Un ataque de pánico se define como la aparición repentina de miedo intenso que alcanza un máximo en unos pocos minutos, e incluye al menos cuatro de los siguientes síntomas:

– una sensación de peligro inminente o castigo
– la necesidad de escapar
– palpitaciones del corazón
– sudoración
– temblor
– falta de aliento
– sensación de asfixia
– sensación de ahogo
– dolor en el pecho o malestar
– náuseas o molestias abdominales
– mareos o aturdimiento
– un sentimiento de cosas irreales, despersonalización
– el temor de perder el control o “volverse loco”
– miedo a morir
– sensación de hormigueo
– escalofríos o flujo de calor

Dado que muchos de los síntomas del trastorno de pánico son similares a los de enfermedades como la enfermedad del corazón, problemas de tiroides, y trastornos de la respiración, las personas con trastorno de pánico suelen realizar muchas visitas a salas de emergencia o consultorios médicos, convencidos de que tienen una enfermedad mortal. A menudo se necesitan meses o años y una gran cantidad de frustración antes de recibir el diagnóstico correcto. Muchas personas que sufren ataques de pánico no saben que tienen un trastorno real pero tratable.

El trastorno de pánico se desarrolla típicamente en la edad adulta temprana. Es tres veces más común en mujeres que en hombres. Muchas personas no saben que su enfermedad es real y muy sensible al tratamiento. Algunos tienen miedo o vergüenza de decirle a alguien, incluyendo a sus médicos y sus seres queridos, sobre lo que experimentan, por temor a ser considerado un hipocondríaco. En cambio, sufren en silencio, alejándose de sus amigos, familiares y otras personas que podrían ser de ayuda o de apoyo.

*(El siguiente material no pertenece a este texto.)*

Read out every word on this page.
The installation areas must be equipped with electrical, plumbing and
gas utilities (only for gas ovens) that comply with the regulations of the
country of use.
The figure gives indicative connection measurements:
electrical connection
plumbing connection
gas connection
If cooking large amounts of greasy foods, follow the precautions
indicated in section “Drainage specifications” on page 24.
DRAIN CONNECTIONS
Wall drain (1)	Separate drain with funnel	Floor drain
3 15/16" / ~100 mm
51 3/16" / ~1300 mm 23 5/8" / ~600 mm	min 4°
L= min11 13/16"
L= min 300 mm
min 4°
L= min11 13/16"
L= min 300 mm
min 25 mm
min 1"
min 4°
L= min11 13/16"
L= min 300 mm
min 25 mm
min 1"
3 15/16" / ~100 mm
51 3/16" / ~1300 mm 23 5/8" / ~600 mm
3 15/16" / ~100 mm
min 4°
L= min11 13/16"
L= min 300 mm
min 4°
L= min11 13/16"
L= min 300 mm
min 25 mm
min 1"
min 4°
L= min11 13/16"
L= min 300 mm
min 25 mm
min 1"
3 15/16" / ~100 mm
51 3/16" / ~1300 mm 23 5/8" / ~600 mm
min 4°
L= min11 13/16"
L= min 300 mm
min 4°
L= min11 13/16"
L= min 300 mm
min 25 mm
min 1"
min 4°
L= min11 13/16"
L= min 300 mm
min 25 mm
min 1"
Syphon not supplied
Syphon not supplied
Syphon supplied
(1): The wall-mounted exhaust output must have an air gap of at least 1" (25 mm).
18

El trastorno ocurre a menudo con otros trastornos mentales y físicos, incluidos los trastornos de ansiedad, depresión, síndrome de colon irritable, asma, o abuso de sustancias. Esto puede complicar el conseguir un diagnóstico correcto.

Agorafobia

Algunas personas dejan de ir a situaciones o lugares en los que han tenido previamente un ataque de pánico en previsión de que vuelva a ocurrir. Estas personas tienen agorafobia, y suelen evitar los lugares públicos donde sienten que escapar de inmediato podría ser difícil, como centros comerciales, transporte público, o de grandes estadios deportivos. Su mundo puede llegar a ser más pequeño ya que están constantemente en guardia, esperando el próximo ataque de pánico. Algunas personas desarrollan una ruta fija o territorio, y puede llegar a ser imposible para ellos viajar más allá de sus zonas de seguridad, sin sufrir ansiedad severa. Aproximadamente uno de cada tres personas con trastorno de pánico desarrolla agorafobia.

Sobre El Autor

Madre de dos hijos, llena de consejos útiles para la belleza y para el cuidado de la salud.

Artículos Relacionados

Hacer Comentario

Su dirección de correo electrónico no será publicada.